KOTABARU, wasaka.id – Penghentian sepihak operasional Buy The Service (BTS) Transsaijaan oleh Dinas Perhubungan (Dishub) Kotabaru kini menuai banyak pertanyaan dari beberapa kalangan.
Selain pihak Organda mempertanyakan penghentian operasional, pun nada serupa dilontarkan wakil rakyat di Dewan Perwakilan Rakyat Daerah (DPRD).
“Saya sebagai ini (Wakil Ketua DPRD) mempertanyakan, kenapa sih harus diberhentikan. Kalau dievaluasi, harusnya dievaluasi tidak diberhentikan total,” ujar Wakil Ketua DPRD, Awaludin, Rabu (2/9).
“Jadi saya bingung, kenapa harus diberhentikan. Padahal respon masyarakat terhadap program tersebut sangat bagus,” sambung Awaludin.
Baca Juga : DPRD Kotabaru Gelar RDP Terkait Pengawasan Nelayan Cantrang yang Dikeluhkan Nelayan Lokal
DPRD memiliki fungsi pengawasan, lanjut Awaludin, akan mempertanyakan mengapa program diberhentikan.

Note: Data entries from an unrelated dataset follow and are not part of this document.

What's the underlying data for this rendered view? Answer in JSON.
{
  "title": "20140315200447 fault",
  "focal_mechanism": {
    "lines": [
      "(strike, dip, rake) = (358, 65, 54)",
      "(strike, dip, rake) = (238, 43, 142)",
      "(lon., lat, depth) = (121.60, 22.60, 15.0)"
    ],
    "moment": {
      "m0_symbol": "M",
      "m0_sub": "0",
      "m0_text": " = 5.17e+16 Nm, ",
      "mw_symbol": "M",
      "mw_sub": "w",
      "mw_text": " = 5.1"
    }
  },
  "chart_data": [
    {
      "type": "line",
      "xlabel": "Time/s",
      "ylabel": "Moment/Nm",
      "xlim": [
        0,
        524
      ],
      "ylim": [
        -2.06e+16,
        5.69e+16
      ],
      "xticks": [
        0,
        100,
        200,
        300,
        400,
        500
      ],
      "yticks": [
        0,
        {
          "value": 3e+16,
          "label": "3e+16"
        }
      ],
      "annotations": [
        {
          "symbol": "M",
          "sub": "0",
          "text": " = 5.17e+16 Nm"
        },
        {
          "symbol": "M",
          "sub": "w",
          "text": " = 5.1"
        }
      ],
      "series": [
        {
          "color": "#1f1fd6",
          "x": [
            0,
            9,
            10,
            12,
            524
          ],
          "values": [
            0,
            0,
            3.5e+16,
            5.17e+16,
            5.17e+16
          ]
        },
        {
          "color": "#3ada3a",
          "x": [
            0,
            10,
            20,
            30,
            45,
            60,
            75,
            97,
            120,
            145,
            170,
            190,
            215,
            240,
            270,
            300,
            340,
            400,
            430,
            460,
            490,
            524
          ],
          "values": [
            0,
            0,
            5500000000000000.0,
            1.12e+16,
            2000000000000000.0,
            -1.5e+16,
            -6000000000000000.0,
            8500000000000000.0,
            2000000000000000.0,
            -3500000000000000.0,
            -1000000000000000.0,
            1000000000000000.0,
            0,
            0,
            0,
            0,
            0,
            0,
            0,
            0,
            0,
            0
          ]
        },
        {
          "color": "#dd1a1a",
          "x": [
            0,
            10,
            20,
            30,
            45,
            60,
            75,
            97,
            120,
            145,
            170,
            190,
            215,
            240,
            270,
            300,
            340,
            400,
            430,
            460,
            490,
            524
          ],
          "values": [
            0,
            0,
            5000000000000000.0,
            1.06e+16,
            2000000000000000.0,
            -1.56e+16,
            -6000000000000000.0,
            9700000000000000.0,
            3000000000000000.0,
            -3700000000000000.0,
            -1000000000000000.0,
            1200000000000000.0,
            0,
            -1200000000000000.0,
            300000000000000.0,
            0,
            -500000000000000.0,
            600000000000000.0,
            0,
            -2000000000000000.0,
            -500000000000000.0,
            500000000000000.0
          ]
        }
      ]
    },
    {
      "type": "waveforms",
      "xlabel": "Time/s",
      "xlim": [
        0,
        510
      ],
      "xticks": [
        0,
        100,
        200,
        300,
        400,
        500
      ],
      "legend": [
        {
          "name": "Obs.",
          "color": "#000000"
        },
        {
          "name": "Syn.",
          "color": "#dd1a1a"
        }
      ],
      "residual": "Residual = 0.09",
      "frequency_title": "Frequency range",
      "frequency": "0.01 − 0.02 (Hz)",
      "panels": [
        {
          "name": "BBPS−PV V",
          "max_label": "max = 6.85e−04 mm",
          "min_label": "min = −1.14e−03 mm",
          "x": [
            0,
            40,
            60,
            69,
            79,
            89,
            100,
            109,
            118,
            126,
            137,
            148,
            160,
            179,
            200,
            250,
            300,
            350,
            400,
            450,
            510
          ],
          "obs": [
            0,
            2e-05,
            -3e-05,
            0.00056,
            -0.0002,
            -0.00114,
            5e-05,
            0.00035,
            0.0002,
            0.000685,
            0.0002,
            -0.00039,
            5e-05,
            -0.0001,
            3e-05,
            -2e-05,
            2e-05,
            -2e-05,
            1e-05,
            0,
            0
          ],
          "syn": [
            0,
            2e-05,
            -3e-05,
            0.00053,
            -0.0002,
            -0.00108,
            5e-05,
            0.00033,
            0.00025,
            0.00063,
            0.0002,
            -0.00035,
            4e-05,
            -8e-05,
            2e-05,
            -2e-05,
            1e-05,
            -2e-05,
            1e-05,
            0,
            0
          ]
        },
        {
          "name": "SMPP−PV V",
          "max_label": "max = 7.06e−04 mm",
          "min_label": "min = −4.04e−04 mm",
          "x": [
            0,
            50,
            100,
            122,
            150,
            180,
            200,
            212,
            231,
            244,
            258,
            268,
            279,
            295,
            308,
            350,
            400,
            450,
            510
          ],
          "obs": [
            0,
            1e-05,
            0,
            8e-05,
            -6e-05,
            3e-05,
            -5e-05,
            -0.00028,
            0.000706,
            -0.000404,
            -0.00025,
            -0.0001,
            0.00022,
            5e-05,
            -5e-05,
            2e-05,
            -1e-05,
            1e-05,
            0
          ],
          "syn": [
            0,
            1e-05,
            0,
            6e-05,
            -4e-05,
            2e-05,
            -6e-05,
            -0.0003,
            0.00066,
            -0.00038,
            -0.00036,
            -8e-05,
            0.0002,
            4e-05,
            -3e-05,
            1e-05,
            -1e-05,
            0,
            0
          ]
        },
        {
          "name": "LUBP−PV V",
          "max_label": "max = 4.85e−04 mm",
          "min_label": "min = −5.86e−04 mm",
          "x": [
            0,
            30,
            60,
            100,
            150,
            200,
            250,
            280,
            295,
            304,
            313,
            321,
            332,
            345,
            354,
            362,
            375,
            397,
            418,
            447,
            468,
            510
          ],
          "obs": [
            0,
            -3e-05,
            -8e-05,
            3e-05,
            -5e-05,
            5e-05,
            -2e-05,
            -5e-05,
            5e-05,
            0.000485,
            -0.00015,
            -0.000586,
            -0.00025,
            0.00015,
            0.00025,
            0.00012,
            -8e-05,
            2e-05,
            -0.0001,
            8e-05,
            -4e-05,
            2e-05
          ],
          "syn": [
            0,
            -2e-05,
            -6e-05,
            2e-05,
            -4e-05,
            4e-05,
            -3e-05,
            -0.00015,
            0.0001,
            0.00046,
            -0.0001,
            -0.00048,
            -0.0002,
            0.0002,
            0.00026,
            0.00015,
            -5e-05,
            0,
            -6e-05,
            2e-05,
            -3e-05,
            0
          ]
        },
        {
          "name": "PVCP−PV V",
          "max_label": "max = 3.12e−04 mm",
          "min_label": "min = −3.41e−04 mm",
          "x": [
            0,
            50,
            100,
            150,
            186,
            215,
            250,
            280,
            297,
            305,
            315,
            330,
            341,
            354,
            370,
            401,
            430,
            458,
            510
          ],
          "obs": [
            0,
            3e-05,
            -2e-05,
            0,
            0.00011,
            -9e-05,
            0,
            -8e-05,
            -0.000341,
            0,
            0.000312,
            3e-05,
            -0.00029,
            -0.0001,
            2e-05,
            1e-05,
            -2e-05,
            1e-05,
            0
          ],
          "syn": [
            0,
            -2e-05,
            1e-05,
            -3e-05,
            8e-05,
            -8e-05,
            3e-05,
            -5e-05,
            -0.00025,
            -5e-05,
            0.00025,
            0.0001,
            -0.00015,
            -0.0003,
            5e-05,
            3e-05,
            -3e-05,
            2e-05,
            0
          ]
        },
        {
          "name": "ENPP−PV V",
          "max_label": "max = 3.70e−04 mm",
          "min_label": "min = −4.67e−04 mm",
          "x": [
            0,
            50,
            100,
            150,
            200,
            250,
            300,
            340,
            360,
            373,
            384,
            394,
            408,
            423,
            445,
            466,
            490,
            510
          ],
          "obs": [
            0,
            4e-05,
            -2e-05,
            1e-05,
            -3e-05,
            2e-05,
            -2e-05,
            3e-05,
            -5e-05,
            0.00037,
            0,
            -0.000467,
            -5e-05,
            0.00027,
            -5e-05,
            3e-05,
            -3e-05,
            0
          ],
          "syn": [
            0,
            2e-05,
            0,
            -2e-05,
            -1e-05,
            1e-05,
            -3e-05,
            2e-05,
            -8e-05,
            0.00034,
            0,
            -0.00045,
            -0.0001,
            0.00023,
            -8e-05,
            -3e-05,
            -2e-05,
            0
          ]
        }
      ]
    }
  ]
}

Sementara pertemuan pihak Perum Damri, Organda, serta perwakilan sopir BTS Transsaijaan dan Asisten 2 Setda Kotabaru, dijelaskan antusiasmenya masyarakat menggunakan angkutan tersebut.
Disampaikan Manager Perum Damri/BTS Transsaijaan, Iwa Kartiwa. Selama pengorasionalan BTS Transsaijaan tercatat sebanyak 65 ribu masyarakat menggunakan angkutan tersebut.
Selain masyarakat umum, angkutan BTS Transsaijaan sangat membantu transportasi ke sekolah bagi anak-anak pelajar mulai SD, SMP hingga SMA/sederajat.
Pantauan di lapangan, dikeluarkannya surat penghentian operasional BTS Transsaijaan oleh Kepala Dinas Perhubungan Kotabaru Gusti Abdul Wakhid, puluhan unit mobil diparkir di lapangan terminal Stagen.
Namun yang mengherankan, ada sebanyak 20 unit armada yang diparkir di parkiran kantor Setda Kotabaru. Padahal armada tersebut bukan aset milik pemerintah daerah.(adv/rez)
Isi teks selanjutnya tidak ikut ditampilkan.